Dransfield and colleagues1 reported, using an observational study design, that inpatient use of β blockers by patients hospitalised for COPD is associated with a surprisingly important 61% reduction in mortality.1 They also reported an astonishing 92% reduction in mortality associated with short acting β agonist use. Several biases introduced in the design and analysis of this observational study must be considered when interpreting these startling mortality reductions in patients with COPD.

Firstly, immortal time bias was introduced by defining exposure to β blockers or to short acting β agonists by billings occurring at any time during the hospitalisation.2 Indeed, the exposed patients necessarily had some initial period with no exposure before they received these drugs during the course of their hospitalisation. This period is “immortal”: a patient whose hospitalisation lasted 8 days and who received a β blocker on day 5 had an immortal period of 5 days during which they could not die. Indeed, had the patient died on day 4, they would have been classified as a non-user of β blockers. Thus by defining exposure in this way, the immortal period conferred a guaranteed survival advantage to the users of β blockers and an apparently longer survival. This is suggested by the mean length of stay of 7.8 days for users of β blockers versus 5.3 days for non-users. This bias unquestionably explains the phenomenal 92% reduction in mortality associated with short acting β agonists as over 95% of subjects used the agents and the magnitude of the bias is directly proportional to the frequency of exposure.3

Secondly, bias was introduced if β blockers are less likely to be used in the fatal hospitalisation of a patient with COPD who is in the final stages of the disease. Indeed, if these drugs are withheld in the context of palliative care, the rate of death in patients exposed to β blockers will be underestimated, which will make β blockers appear protective.

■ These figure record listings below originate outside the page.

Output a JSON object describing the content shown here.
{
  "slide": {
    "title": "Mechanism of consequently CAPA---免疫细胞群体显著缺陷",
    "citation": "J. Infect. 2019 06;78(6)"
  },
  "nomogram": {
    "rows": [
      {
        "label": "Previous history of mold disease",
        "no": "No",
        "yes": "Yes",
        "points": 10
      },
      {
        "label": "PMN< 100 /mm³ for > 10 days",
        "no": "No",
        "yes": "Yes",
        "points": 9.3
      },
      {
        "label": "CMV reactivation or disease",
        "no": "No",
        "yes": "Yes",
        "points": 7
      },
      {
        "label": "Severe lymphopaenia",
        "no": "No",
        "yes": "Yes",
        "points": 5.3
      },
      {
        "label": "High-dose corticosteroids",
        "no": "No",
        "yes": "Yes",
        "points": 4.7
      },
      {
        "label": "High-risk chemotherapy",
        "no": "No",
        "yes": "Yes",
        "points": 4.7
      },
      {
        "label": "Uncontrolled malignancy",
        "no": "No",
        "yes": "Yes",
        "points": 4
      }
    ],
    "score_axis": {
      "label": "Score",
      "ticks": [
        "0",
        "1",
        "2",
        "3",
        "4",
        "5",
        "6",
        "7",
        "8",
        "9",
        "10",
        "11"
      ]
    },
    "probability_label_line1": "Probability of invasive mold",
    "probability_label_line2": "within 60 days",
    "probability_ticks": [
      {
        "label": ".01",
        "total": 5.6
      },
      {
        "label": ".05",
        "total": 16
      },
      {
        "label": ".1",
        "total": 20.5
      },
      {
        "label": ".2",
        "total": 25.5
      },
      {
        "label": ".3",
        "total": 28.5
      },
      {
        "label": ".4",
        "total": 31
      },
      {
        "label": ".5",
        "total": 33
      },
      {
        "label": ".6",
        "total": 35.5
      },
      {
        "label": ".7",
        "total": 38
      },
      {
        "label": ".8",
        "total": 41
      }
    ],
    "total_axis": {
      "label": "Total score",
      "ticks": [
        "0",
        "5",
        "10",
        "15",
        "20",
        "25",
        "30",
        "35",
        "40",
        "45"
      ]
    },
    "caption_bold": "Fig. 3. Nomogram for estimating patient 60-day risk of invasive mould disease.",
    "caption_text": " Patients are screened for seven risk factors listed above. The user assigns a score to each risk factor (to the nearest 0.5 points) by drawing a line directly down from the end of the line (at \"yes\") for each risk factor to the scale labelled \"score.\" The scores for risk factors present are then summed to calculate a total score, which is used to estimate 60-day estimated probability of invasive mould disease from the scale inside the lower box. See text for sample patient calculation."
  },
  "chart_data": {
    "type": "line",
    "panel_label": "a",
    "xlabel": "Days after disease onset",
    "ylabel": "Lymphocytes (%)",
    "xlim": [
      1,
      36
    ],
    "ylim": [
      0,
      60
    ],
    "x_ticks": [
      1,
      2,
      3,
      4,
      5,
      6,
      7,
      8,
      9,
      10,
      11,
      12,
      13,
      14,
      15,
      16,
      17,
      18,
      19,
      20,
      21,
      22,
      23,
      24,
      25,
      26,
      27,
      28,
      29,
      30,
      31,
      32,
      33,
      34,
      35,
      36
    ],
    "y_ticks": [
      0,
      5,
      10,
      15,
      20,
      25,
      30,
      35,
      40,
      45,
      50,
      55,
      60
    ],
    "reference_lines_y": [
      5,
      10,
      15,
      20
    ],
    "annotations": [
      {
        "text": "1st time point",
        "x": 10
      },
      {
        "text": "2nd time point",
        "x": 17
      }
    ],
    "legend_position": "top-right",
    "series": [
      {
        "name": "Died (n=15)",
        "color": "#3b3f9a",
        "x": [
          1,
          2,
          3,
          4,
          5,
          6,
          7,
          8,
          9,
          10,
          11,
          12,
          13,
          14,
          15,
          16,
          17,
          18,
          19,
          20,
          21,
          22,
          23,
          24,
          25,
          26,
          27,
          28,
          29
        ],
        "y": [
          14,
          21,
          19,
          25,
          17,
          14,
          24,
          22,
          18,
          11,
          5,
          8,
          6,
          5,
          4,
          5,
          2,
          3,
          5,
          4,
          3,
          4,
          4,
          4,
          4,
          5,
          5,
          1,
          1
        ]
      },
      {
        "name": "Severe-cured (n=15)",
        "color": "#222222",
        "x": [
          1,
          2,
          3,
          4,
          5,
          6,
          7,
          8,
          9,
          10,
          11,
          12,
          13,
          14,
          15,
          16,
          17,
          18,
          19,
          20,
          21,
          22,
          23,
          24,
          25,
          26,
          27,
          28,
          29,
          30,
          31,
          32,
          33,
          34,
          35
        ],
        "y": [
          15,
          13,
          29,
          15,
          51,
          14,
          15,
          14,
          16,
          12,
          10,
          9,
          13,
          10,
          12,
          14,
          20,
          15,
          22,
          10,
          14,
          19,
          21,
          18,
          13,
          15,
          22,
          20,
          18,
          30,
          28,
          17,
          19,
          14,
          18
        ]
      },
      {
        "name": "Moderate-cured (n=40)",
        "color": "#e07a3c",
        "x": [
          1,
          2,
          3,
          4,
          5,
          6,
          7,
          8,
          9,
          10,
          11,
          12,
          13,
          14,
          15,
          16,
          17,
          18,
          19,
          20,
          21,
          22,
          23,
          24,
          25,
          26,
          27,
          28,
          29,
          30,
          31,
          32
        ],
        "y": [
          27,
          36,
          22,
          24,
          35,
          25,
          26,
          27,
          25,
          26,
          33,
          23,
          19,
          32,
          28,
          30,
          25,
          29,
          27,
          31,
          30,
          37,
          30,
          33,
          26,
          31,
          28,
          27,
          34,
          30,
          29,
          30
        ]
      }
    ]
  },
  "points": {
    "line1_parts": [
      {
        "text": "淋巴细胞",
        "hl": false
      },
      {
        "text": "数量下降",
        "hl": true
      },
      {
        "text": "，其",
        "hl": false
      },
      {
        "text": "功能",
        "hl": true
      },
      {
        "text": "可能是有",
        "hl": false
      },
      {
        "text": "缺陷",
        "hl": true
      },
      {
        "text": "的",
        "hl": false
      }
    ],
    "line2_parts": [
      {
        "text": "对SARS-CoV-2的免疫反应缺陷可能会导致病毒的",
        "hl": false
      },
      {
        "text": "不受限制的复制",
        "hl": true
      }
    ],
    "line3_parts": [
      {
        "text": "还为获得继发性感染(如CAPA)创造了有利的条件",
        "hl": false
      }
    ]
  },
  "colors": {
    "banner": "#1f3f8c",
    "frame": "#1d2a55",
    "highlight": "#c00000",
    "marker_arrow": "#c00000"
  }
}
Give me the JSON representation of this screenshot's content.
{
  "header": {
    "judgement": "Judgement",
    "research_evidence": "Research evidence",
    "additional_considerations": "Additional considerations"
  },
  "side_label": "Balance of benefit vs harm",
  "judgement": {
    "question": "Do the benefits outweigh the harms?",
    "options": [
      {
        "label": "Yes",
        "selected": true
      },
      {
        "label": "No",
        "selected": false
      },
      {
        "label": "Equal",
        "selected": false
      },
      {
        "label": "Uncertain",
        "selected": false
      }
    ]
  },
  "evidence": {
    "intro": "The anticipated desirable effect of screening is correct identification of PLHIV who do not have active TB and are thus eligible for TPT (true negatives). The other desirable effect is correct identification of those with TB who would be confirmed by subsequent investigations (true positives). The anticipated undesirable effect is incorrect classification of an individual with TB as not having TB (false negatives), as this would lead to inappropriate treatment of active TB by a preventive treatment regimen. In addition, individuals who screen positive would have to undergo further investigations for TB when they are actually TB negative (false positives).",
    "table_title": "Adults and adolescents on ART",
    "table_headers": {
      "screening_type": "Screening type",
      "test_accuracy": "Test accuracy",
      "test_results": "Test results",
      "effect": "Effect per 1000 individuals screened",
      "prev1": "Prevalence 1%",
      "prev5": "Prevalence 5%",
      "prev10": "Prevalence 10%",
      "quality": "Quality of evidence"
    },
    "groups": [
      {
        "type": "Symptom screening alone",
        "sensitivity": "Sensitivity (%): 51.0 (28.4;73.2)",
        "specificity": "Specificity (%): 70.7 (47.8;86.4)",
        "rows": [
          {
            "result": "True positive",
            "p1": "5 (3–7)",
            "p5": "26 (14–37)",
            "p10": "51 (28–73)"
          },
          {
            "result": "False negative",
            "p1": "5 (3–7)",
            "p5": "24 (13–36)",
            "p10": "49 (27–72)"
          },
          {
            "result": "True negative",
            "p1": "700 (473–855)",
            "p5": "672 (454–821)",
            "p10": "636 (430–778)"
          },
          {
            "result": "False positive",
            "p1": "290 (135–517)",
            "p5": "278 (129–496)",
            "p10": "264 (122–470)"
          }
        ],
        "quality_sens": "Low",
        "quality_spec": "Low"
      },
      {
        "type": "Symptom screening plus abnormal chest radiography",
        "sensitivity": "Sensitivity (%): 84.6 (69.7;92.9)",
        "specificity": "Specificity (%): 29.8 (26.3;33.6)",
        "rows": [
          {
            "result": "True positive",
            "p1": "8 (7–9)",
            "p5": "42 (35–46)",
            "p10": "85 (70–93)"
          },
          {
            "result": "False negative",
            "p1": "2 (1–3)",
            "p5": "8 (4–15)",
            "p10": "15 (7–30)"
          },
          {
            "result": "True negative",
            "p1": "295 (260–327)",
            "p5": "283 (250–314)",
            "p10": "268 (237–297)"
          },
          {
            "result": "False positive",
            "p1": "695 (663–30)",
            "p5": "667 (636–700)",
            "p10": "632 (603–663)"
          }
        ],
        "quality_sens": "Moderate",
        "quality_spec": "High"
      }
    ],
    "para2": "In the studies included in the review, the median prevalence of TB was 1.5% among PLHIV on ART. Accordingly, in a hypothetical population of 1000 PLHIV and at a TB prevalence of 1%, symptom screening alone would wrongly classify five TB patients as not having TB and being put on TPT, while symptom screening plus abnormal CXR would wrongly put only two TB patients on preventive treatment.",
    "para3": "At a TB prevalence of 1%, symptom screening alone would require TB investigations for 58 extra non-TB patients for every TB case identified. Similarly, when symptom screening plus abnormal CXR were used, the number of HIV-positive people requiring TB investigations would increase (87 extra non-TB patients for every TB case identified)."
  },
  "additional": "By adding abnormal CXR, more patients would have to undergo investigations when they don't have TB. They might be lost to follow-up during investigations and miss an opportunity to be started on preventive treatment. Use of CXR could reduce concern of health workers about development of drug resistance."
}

Thirdly, selection bias was likely introduced by the way the cohort was defined. The cohort of 825 subjects was formed using the last hospitalisation for a COPD exacerbation that occurred during the period 1999–2006. There were, however, approximately 2120 hospitalisations that occurred during this period (calculated from table 1 of the paper). By selecting the last hospitalisation, the cohort necessarily overrepresented the hospitalisations resulting in death. Basic tenets of epidemiology propose instead to use either the first hospitalisation to define the cohort, or to use all hospitalisations, albeit with a data analysis complicated by the correlated nature of hospitalisations occurring in an individual patient. Selection bias is amplified if β blockers are likely to be withheld in fatal hospitalisations.

Another important source of selection bias was introduced by identifying study subjects according to death summaries citing COPD as the probable cause of death. As death from cardiovascular causes is frequent in patients with COPD,4 and as patients prescribed a β blocker, and therefore with cardiovascular disease, are less likely to have COPD listed as the cause of death,5 subjects with COPD receiving a β blocker who died were systematically less likely to be included. As a result, a significant number of deaths exposed to β blockers was likely left out, leaving only eight such subjects in the study, thus leading to the appearance of a protective effect of β blockers. The presence of this bias is further suggested by the trend towards a protective effect of calcium channel blockers (odds ratio 0.76).

Observational studies are essential to complement information from randomised controlled trials. However, when such studies suggest astounding benefits that are inconsistent with trial data and use methods that are known to introduce well recognised biases, their results regrettably must be considered unfounded.